Esto debido a que la Caja Costarricense de Seguro Social (CCSS) solamente les da rehabilitación a los pacientes por un lapso de 20 semanas (5 meses), sin embargo, Acocare asegura que es peligroso que se descuiden estas personas. En la rehabilitación cardiaca se les explica a las personas cómo cuidarse.
No obstante, Glenda Gutierrez, vicepresidenta de la asociación y paciente cardiópata, comenta que Acocare nació hace 9 años por este faltante de seguimiento.
“Nace como una necesidad, hace 9 años, para los pacientes de cardiología que han sido infartados o que fueron operados a corazón abierto. Después de la operación, la caja da una rehabilitación, que antes de la pandemia se daba presencial, pero, cuando se termina, el paciente queda solo, se les está dando virtual y no es lo mismo, virtual se han perdido muchos pacientes”, comentó la vicepresidenta de la asociación.
CITAS VIRTUALES
Gutiérrez señaló que la situación empeoró cuando comenzó la pandemia por la Covid-19 debido a que las rehabilitaciones se daban virtuales en donde la atención no era la misma.
Edgar Mora, encargado de Rehabilitación Cardíaca del Centro Nacional de Rehabilitación (Cenare), habló con DIARIO EXTRA y detalló que sí se han dado muchas afectaciones por la virtualidad.

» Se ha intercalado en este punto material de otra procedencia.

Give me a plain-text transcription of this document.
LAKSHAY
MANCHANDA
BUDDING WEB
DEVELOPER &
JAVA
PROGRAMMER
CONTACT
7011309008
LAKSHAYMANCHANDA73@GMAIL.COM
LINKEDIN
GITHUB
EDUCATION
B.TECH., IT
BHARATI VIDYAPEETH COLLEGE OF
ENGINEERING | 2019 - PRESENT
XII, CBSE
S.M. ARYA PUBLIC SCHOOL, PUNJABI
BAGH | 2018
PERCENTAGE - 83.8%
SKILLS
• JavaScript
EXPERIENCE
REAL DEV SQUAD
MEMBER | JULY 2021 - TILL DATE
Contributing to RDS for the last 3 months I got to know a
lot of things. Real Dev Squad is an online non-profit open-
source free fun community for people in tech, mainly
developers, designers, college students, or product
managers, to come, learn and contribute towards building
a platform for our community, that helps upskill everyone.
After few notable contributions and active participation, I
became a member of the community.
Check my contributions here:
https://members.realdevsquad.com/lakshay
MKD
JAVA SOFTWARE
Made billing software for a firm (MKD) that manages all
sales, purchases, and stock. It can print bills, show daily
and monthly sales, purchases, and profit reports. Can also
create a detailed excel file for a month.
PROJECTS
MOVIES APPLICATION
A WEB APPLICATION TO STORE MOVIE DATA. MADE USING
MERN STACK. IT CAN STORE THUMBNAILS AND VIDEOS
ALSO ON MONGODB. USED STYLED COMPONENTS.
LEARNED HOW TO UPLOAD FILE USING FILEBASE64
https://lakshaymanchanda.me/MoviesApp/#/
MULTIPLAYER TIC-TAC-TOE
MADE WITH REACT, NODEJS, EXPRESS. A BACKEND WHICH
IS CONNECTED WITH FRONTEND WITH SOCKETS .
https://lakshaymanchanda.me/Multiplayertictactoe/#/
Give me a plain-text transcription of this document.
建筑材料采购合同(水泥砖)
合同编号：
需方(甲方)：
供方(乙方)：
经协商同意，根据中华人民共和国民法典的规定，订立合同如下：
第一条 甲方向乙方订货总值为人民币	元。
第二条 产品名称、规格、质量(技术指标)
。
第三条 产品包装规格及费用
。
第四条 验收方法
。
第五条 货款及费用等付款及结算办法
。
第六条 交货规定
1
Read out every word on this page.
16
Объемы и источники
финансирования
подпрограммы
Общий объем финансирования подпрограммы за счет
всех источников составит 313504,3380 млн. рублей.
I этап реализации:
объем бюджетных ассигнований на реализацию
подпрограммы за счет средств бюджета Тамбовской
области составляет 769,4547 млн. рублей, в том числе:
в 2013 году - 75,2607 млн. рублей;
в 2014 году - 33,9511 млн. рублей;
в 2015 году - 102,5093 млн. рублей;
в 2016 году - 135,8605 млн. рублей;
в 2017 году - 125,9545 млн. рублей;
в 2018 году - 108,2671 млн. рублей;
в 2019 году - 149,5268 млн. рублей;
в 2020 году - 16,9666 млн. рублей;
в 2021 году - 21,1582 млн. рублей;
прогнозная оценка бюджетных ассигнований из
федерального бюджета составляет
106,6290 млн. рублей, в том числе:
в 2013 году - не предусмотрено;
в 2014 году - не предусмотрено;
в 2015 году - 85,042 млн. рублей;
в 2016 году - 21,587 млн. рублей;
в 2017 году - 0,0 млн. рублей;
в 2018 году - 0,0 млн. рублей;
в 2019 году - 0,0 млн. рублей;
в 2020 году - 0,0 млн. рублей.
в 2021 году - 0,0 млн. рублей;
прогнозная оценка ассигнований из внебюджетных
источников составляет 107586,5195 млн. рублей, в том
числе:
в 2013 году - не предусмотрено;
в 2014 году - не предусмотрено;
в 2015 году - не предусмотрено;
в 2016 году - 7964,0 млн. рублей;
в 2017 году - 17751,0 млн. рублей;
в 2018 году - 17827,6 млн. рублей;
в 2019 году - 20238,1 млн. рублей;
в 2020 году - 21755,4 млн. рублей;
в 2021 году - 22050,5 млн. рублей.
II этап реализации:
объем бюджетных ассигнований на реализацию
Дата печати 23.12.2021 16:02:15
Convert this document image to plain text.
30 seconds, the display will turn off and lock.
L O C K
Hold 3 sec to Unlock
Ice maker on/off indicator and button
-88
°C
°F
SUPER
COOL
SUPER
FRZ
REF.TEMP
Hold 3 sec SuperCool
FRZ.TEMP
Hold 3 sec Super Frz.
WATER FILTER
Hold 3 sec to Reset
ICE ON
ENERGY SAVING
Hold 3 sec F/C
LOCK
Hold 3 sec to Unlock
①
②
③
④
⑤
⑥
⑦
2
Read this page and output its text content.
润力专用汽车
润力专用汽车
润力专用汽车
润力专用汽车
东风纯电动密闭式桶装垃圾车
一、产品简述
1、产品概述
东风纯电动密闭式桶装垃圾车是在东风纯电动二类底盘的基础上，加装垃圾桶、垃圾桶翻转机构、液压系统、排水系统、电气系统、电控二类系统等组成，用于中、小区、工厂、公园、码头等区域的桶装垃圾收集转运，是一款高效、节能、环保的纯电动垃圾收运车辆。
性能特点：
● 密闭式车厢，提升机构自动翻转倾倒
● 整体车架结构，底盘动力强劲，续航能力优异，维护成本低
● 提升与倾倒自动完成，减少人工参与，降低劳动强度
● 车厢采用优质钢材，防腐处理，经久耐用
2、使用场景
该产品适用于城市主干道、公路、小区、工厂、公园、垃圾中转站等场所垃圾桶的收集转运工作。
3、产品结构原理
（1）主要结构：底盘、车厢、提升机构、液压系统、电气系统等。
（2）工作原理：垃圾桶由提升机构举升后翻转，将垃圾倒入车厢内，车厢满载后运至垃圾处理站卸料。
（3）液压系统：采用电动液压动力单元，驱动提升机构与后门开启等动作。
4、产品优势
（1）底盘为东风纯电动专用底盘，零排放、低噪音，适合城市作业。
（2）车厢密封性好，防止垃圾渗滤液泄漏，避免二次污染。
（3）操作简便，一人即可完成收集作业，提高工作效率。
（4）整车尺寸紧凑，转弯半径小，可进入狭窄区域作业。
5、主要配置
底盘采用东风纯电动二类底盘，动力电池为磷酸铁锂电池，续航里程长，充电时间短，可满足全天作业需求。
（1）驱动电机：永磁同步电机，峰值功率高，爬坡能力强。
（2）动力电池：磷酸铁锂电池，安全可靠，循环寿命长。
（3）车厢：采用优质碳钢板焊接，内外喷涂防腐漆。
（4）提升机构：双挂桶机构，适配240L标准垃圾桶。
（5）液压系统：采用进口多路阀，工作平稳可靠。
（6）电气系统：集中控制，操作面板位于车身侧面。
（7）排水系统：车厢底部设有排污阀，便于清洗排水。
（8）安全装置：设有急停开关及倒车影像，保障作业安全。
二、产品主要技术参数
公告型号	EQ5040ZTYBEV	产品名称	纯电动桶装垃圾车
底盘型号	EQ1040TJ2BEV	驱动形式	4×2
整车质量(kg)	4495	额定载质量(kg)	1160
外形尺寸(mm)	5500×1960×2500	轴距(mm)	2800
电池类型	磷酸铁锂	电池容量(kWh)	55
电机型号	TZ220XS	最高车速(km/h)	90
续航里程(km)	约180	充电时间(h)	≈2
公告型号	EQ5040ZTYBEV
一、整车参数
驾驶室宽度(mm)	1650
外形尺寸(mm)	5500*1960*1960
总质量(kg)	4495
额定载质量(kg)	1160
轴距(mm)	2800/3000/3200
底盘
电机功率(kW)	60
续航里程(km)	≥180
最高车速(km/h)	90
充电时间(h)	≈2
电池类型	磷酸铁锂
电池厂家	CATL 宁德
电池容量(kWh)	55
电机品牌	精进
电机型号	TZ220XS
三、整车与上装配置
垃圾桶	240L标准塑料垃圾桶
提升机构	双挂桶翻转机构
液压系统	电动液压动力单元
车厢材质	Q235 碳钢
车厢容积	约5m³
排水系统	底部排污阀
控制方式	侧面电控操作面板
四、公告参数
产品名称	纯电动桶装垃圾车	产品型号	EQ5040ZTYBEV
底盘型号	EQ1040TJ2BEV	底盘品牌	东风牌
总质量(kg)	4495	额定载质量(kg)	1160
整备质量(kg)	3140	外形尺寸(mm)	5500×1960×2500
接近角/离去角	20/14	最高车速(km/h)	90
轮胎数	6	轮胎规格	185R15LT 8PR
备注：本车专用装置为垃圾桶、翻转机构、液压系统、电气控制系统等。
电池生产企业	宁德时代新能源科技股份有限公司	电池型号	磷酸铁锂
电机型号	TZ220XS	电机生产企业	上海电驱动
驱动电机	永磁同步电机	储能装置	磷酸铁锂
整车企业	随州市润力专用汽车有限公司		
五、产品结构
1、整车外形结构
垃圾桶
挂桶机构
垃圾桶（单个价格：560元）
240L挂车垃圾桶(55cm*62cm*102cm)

“Se ha hecho un esfuerzo por adaptarse a la parte virtual, pero los resultados, aunque no tengamos datos publicados, pero en lo interno nuestro, ni la adherencia ni la capacidad con la que va a responder el paciente es igual, aparte que los instrumentos de supervisión no son los mejores y esos pacientes necesitan estar con el personal a la par, para ver sus cambios y cómo se comporta en el rendimiento. Muchos de estos no consultaban o consultan tardíamente o no son referidos a los programas y esto se refleja en consecuencias negativas”, afirmó Mora.
ES VITAL
Los medicamentos, doctores, nutricionistas y otros especialistas trabajan ad honorem en la asociación y la CCSS contribuye con las instalaciones.
Así que los pacientes cardiópatas pueden recibir un seguimiento por medio de la asociación y acceder a servicios como medicamentos, ejercicios, atención psicología y alimentación.
Acocare se localiza en las instalaciones del Cenare, a préstamo de la CCSS. Además, ofrecen la rehabilitación de por vida, que la Caja no ofrece, y es de suma importancia que se vigilen a estas personas, ya que la salud de los pacientes podría sufrir una recaída.
Mora explicó cómo se cuidan a las personas en la CCSS durante los 5 meses.
“Se trabaja la parte psicológica, nutricional, la parte física y otras.
La fase 2 es donde tratamos de mejorar la parte cardiorrespiratoria del paciente y esa capacidad de sostener y se traduce a muchos beneficios y se reduce la mortalidad. La idea es tener al paciente unas 20 semanas en total y después esa es la transición a Acocare”, agregó Mora.